Wie kann ich als Berliner Fintech Teil einer Delegation werden?

Oelgarth: Das Programm ist für jedes Fintech aus Berlin offen, welches über die Internationalisierung in die USA nachdenkt oder diese konkret umsetzt. Da das Programm von der Berliner Regierung, Senatsverwaltung für Wirtschaft, Energie und Betriebe und durch das Corona-Konjunkturprogramm der Europäischen Union #ReactEU unterstützt wird, haben wir hier diese Vorgaben. Anders ist es bei der Programmgestaltung der Events. Da schauen wir natürlich auch auf spezielle fachliche Expertise, die nicht zwingend den Berlin-Bezug haben muss.

Neben ausgewählten Delegationsreisen findet rund um die Initiative weitere Aktionen statt – welche sind das?

Daamen: Unser Ziel ist es, Berliner Fintechs dabei zu helfen, die enormen Möglichkeiten auf dem US-Markt zu entdecken und selbst zu entscheiden, ob sie für eine Expansion bereit sind. Dies tun wir vor allem durch Veranstaltungen in New York, Atlanta, Miami und San Francisco, bei denen wir uns mit wichtigen Partnern wie Investoren und Fintechs vernetzen können. Zusätzlich zu diesen Veranstaltungen bieten wir auch Webinare und Workshops an, die praktische Informationen über den US-Markt, die Fintech-Landschaft, Markteintrittsmöglichkeiten, Aufbau von Key-Personal und regulatorische Fragen bieten.

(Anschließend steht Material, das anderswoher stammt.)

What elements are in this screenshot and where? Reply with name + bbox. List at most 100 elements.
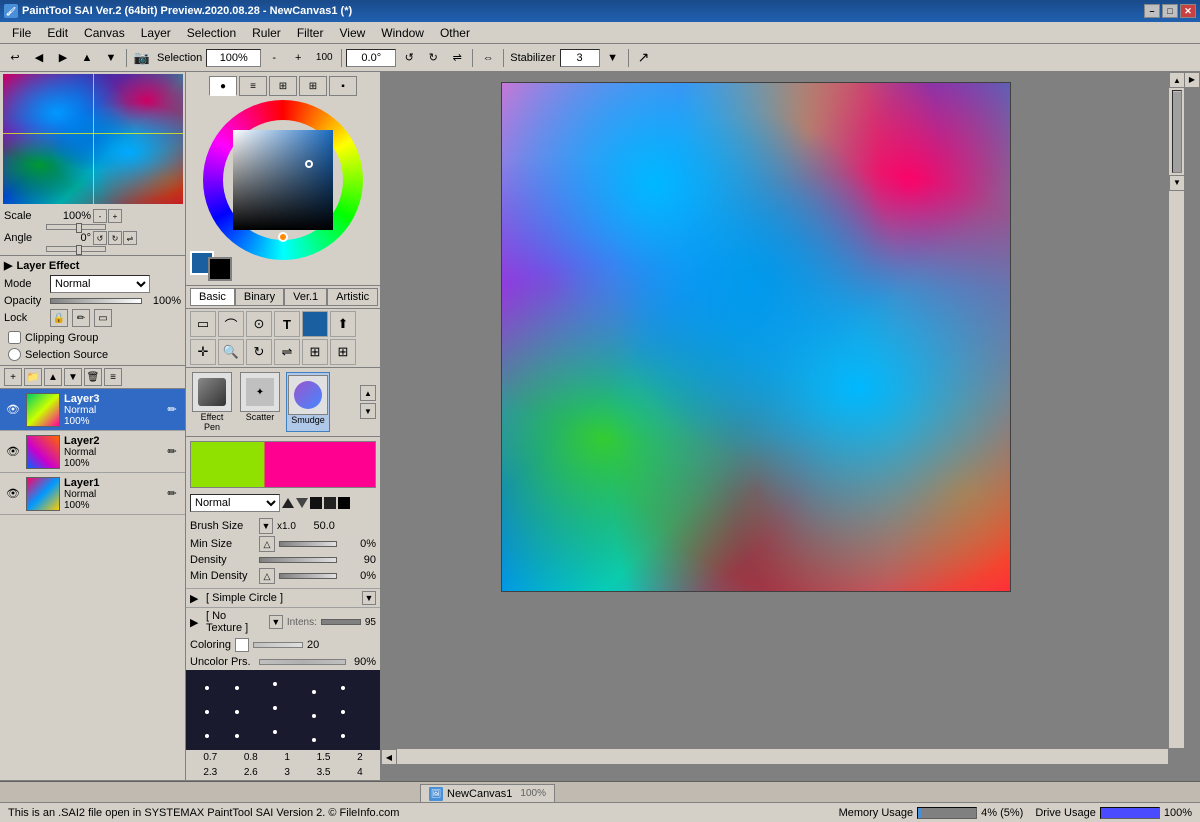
- shape-rect-darkest[interactable]: [338, 497, 350, 509]
- minimize-button[interactable]: –: [1144, 4, 1160, 18]
- layer3-eye[interactable]: 👁: [4, 401, 22, 419]
- menu-file[interactable]: File: [4, 24, 39, 42]
- rotate-cw-btn[interactable]: ↻: [108, 231, 122, 245]
- tool-mirror[interactable]: ⇌: [274, 339, 300, 365]
- layer2-pen[interactable]: ✏: [163, 443, 181, 461]
- layer-item-1[interactable]: 👁 Layer1 Normal 100% ✏: [0, 473, 185, 515]
- uncolor-slider[interactable]: [259, 659, 346, 665]
- color-tab-wheel[interactable]: ●: [209, 76, 237, 96]
- menu-other[interactable]: Other: [432, 24, 478, 42]
- menu-filter[interactable]: Filter: [289, 24, 332, 42]
- v-scroll-thumb[interactable]: [1173, 92, 1181, 172]
- coloring-checkbox[interactable]: [235, 638, 249, 652]
- lock-icon-btn1[interactable]: 🔒: [50, 309, 68, 327]
- blend-mode-select[interactable]: Normal Multiply Screen: [190, 494, 280, 512]
- layer2-eye[interactable]: 👁: [4, 443, 22, 461]
- v-scrollbar[interactable]: [1172, 90, 1182, 173]
- tool-lasso[interactable]: ⌒: [218, 311, 244, 337]
- menu-ruler[interactable]: Ruler: [244, 24, 289, 42]
- tool-text[interactable]: T: [274, 311, 300, 337]
- menu-selection[interactable]: Selection: [179, 24, 244, 42]
- texture-dropdown[interactable]: ▼: [269, 615, 283, 629]
- new-layer-btn[interactable]: +: [4, 368, 22, 386]
- menu-edit[interactable]: Edit: [39, 24, 76, 42]
- zoom-plus[interactable]: +: [287, 47, 309, 69]
- nav-right[interactable]: ▶: [52, 47, 74, 69]
- shape-dropdown[interactable]: ▼: [362, 591, 376, 605]
- tool-transform[interactable]: ⊞: [302, 339, 328, 365]
- tool-color[interactable]: [302, 311, 328, 337]
- nav-down[interactable]: ▼: [100, 47, 122, 69]
- tool-move[interactable]: ✛: [190, 339, 216, 365]
- tool-eyedropper[interactable]: ⬆: [330, 311, 356, 337]
- clipping-group-check[interactable]: [8, 331, 21, 344]
- swap-colors[interactable]: ↕: [222, 257, 228, 271]
- delete-layer-btn[interactable]: 🗑: [84, 368, 102, 386]
- flip-btn[interactable]: ⇌: [123, 231, 137, 245]
- brush-type-effect-pen[interactable]: EffectPen: [190, 372, 234, 432]
- intensity-slider[interactable]: [321, 619, 361, 625]
- new-folder-btn[interactable]: 📁: [24, 368, 42, 386]
- expand-icon[interactable]: ⇔: [477, 47, 499, 69]
- menu-canvas[interactable]: Canvas: [76, 24, 133, 42]
- color-tab-swatches[interactable]: ⊞: [299, 76, 327, 96]
- layer-options-btn[interactable]: ≡: [104, 368, 122, 386]
- layer-item-3[interactable]: 👁 Layer3 Normal 100% ✏: [0, 389, 185, 431]
- v-scroll-down[interactable]: ▼: [1169, 175, 1184, 191]
- tool-selection[interactable]: ▭: [190, 311, 216, 337]
- layer1-eye[interactable]: 👁: [4, 485, 22, 503]
- brush-scroll-up[interactable]: ▲: [360, 385, 376, 401]
- coloring-slider[interactable]: [253, 642, 303, 648]
- tool-rotate[interactable]: ↻: [246, 339, 272, 365]
- canvas-image[interactable]: [501, 82, 1011, 592]
- menu-layer[interactable]: Layer: [133, 24, 179, 42]
- opacity-slider[interactable]: [50, 298, 142, 304]
- color-tab-mixer[interactable]: ⊞: [269, 76, 297, 96]
- tool-magic-wand[interactable]: ⊙: [246, 311, 272, 337]
- tool-cursor[interactable]: ↗: [633, 47, 655, 69]
- maximize-button[interactable]: □: [1162, 4, 1178, 18]
- shape-triangle-up[interactable]: [282, 498, 294, 508]
- stabilizer-dropdown[interactable]: ▼: [602, 47, 624, 69]
- brush-type-scatter[interactable]: ✦ Scatter: [238, 372, 282, 432]
- brush-size-dropdown[interactable]: ▼: [259, 518, 273, 534]
- color-square[interactable]: [233, 130, 333, 230]
- scale-minus[interactable]: -: [93, 209, 107, 223]
- angle-input[interactable]: [346, 49, 396, 67]
- color-tab-history[interactable]: ▪: [329, 76, 357, 96]
- brush-tab-basic[interactable]: Basic: [190, 288, 235, 306]
- mode-select[interactable]: Normal Multiply Screen Overlay: [50, 275, 150, 293]
- scale-slider[interactable]: [46, 224, 106, 230]
- min-size-slider[interactable]: [279, 541, 337, 547]
- layer-item-2[interactable]: 👁 Layer2 Normal 100% ✏: [0, 431, 185, 473]
- layer3-pen[interactable]: ✏: [163, 401, 181, 419]
- brush-tab-artistic[interactable]: Artistic: [327, 288, 378, 306]
- scale-plus[interactable]: +: [108, 209, 122, 223]
- canvas-scroll-right[interactable]: ▶: [1184, 72, 1200, 88]
- tool-grid[interactable]: ⊞: [330, 339, 356, 365]
- density-slider[interactable]: [259, 557, 337, 563]
- rotate-ccw[interactable]: ↺: [398, 47, 420, 69]
- stabilizer-input[interactable]: [560, 49, 600, 67]
- selection-source-radio[interactable]: [8, 348, 21, 361]
- shape-triangle-down[interactable]: [296, 498, 308, 508]
- lock-icon-btn3[interactable]: ▭: [94, 309, 112, 327]
- rotate-cw[interactable]: ↻: [422, 47, 444, 69]
- v-scroll-up[interactable]: ▲: [1169, 72, 1184, 88]
- lock-icon-btn2[interactable]: ✏: [72, 309, 90, 327]
- rotate-ccw-btn[interactable]: ↺: [93, 231, 107, 245]
- shape-expand[interactable]: ▶: [190, 592, 202, 605]
- brush-tab-ver1[interactable]: Ver.1: [284, 288, 327, 306]
- brush-tab-binary[interactable]: Binary: [235, 288, 284, 306]
- close-button[interactable]: ✕: [1180, 4, 1196, 18]
- layer1-pen[interactable]: ✏: [163, 485, 181, 503]
- brush-scroll-down[interactable]: ▼: [360, 403, 376, 419]
- color-tab-slider[interactable]: ≡: [239, 76, 267, 96]
- zoom-fit[interactable]: 100: [311, 47, 337, 69]
- min-density-slider[interactable]: [279, 573, 337, 579]
- menu-window[interactable]: Window: [373, 24, 432, 42]
- nav-up[interactable]: ▲: [76, 47, 98, 69]
- layer-up-btn[interactable]: ▲: [44, 368, 62, 386]
- shape-rect-dark[interactable]: [310, 497, 322, 509]
- layer-effect-header[interactable]: ▶ Layer Effect: [4, 258, 181, 273]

Unser nächster „Market Readiness“-Workshop ist bereits am nächsten Donnerstag, 8. Dezember und auch in unseren geplanten Events im Jahr 2023 werden wir alle Berliner Fintechs einladen, ihre Expansionsstrategie zu entwickeln und zu testen.

Welche Betreuung erwartet die Berliner Fintechs nach Start in den USA?

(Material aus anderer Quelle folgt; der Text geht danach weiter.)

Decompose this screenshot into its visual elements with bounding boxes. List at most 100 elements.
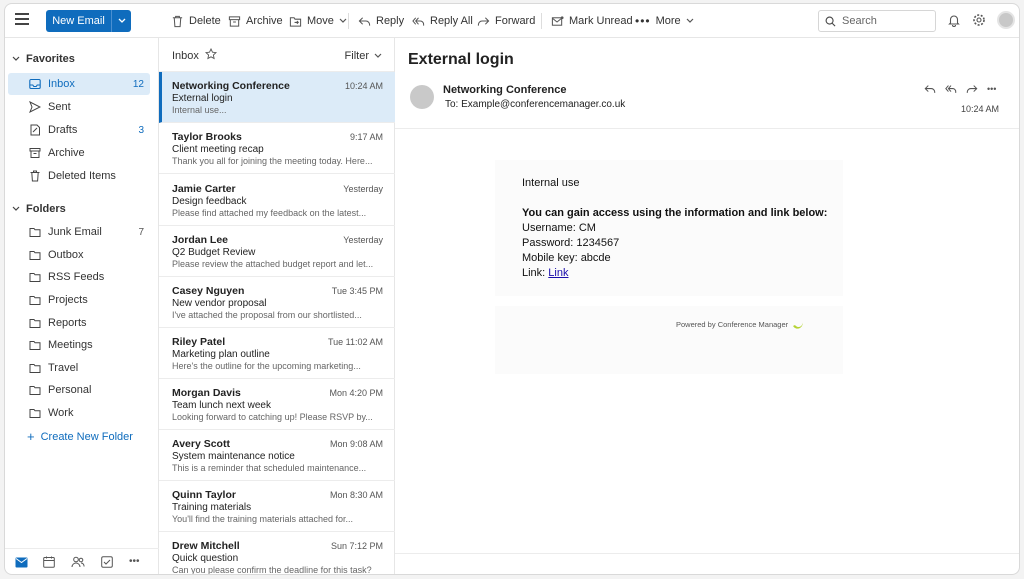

Daamen: Wir werden unser Netzwerk „Fin-Tech Leaders“ weiter ausbauen und den Start-ups Zugang zu den besten lokalen Partnern verschaffen, von Rechtsberatern bis zu Investoren. Wir werden alle Erkenntnisse aus diversen Gesprächen, Interviews, Panel Diskussionen, etc., in einem „Playbook“ dokumentieren, das auch als Begleitwerk für weitere Start-ups, die an Expansionsmöglichkeiten in den USA interessiert sind, zur Verfügung stehen wird.